Adam PickeringHaving trouble getting people from the voluntary and community sector to attend Compact related meetings and events? You are not alone. Perhaps now is the time to start thinking differently about how to reach a Compact audience.

In my role as Engagement Officer I like to ask Local Compact workers questions like ‘what’s new with the Compact in your area?’ or ‘is anything good happening with your Compact?’ Not the most probing questions I’ll grant you but the Parkinson technique usually gets people talking. But something about the recent trend in responses to these questions is troubling me.
The first thing people usually update me on will be obvious to anyone – council cuts to voluntary and community sector funding. The second most common theme often seems to follow the below:
“We are trying to get people to use the Compact to mitigate the impact of the cuts. We have planned events, trainings sessions and have persuaded senior figures from the council to attend Compact group meetings. However, it is proving difficult to get people from the sector to attend any of them.”

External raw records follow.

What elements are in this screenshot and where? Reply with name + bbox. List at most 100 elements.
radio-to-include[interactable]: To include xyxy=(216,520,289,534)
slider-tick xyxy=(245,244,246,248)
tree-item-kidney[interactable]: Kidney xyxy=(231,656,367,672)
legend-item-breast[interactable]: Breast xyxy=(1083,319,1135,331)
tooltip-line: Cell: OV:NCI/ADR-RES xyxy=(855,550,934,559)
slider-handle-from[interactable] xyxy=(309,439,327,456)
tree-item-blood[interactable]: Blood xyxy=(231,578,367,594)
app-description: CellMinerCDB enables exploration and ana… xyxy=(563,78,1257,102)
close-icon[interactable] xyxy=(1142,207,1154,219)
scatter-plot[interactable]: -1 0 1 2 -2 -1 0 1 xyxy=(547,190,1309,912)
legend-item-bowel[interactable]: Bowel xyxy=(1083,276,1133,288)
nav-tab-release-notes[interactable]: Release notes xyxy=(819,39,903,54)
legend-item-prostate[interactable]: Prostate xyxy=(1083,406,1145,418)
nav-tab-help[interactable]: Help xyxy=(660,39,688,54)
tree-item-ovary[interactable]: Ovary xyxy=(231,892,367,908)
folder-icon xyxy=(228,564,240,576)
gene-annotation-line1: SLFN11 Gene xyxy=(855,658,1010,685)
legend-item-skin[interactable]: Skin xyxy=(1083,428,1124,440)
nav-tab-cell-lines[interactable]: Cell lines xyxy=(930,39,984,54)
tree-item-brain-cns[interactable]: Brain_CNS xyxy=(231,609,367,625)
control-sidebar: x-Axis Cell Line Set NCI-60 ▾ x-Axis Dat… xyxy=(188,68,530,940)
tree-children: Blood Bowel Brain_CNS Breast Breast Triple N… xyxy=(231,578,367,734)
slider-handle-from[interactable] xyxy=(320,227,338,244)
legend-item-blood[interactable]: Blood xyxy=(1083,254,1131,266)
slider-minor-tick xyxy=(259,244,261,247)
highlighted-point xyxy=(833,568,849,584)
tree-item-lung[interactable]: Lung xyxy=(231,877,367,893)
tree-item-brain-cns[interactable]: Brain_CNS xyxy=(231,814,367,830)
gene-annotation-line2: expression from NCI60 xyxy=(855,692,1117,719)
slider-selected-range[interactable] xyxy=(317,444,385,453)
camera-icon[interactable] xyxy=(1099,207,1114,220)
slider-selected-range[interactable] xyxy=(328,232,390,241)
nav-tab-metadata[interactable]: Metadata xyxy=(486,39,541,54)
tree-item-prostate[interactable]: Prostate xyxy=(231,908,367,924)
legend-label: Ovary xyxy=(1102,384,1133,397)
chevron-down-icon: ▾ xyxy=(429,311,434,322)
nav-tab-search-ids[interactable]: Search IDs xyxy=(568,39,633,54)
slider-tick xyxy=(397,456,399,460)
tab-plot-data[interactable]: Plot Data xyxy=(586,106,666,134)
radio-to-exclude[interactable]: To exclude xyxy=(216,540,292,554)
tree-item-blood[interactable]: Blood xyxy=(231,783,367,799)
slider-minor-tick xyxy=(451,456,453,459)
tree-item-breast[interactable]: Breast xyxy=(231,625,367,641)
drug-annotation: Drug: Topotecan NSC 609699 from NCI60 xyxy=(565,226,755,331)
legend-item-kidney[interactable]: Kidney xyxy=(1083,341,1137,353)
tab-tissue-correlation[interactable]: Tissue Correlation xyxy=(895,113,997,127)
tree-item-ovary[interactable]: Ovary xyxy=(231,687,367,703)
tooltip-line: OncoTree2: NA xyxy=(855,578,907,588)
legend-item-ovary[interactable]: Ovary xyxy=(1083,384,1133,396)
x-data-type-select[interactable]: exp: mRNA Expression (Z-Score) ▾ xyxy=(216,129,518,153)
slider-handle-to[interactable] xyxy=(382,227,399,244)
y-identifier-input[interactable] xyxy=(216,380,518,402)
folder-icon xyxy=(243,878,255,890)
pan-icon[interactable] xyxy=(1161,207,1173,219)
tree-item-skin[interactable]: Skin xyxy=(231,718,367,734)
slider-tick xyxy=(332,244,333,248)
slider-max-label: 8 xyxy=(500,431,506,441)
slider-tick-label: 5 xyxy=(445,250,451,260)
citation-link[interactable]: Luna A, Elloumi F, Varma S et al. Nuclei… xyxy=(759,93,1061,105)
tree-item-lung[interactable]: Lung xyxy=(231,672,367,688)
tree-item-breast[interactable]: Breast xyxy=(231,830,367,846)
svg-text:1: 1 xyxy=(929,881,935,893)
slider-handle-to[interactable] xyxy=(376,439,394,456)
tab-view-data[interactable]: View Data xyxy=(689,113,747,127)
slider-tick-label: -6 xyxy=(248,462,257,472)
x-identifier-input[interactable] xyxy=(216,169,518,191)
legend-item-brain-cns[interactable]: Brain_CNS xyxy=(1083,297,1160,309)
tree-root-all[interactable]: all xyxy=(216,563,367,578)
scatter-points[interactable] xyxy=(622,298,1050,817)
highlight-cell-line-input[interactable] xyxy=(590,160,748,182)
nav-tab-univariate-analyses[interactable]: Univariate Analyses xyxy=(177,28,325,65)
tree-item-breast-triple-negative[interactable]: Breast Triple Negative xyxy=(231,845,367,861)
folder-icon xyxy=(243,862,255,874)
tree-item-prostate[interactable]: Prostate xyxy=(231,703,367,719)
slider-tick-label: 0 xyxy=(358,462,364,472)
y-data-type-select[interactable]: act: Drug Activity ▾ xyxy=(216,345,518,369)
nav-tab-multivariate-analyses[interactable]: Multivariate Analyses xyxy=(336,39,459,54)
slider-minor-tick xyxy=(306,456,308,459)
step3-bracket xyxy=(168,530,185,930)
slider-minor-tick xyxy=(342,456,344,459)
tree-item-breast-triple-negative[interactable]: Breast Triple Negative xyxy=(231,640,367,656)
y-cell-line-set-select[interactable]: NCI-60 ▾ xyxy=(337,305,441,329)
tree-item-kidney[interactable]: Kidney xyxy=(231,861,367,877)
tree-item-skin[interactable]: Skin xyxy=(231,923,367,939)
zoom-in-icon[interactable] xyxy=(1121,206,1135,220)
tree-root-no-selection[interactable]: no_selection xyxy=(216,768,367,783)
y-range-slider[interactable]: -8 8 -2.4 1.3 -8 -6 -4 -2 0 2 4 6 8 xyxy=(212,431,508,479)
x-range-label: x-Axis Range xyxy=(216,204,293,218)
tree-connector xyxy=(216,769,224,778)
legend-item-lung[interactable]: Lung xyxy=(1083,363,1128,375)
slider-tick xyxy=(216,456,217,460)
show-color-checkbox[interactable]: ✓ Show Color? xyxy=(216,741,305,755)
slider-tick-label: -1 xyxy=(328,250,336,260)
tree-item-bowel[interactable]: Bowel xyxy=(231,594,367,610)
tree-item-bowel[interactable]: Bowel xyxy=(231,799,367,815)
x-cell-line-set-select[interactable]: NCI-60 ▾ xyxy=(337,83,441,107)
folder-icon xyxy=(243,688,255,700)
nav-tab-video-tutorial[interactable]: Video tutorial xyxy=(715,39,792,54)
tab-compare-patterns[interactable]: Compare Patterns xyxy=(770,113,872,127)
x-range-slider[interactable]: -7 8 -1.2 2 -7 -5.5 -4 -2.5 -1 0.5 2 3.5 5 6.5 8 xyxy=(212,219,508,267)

It’s an irony that just as the need for the Compact to be understood grows, its salience with the sector seems to be falling. Every time a sector representative says that they are too busy fire-fighting, fundraising or campaigning to think about the Compact, their words are echoed by the sound of a Compact worker’s hand clapping against their bowed forehead. Because not only is the Compact a vehicle for holding statutory funders to account for the processes used in making funding decisions – it is a way of working which can - and should be - plugged into all activities taking place when the two sectors meet.
I first started thinking about this when I attended a Third Sector Assembly in Warrington back in November. The event was broadly themed, with speakers including the Chair of the local LSP, the Assistant Director of Neighbourhoods & Culture at Warrington Borough Council and the Chief Executive of Warrington CVS. Standing at the front of a huge hall packed to the rafters with lively sector representatives talking about the Compact, I realised that this was a model that could be followed.
Maybe that’s the next stage for some Local Compacts – to move away from seeing the Compact as an entity separate from wider cross sector partnership bodies and activities. Compact Implementation groups were conceived in order to steer the embedding or ‘mainstreaming’ of Local Compacts. But it could be argued that after the initial implementation phase the best place to discuss the Compact might be defined as ‘wherever the two sectors are in the same room’. By taking the Compact to other partnership events and meetings it is possible not only reach a wider audience but also show that it is relevant to a range of partnership themes.
So if you are having difficulties in getting voluntary and community sector representatives to come to Compact meetings and events why not find out which meetings and events they are attending and take the Compact there?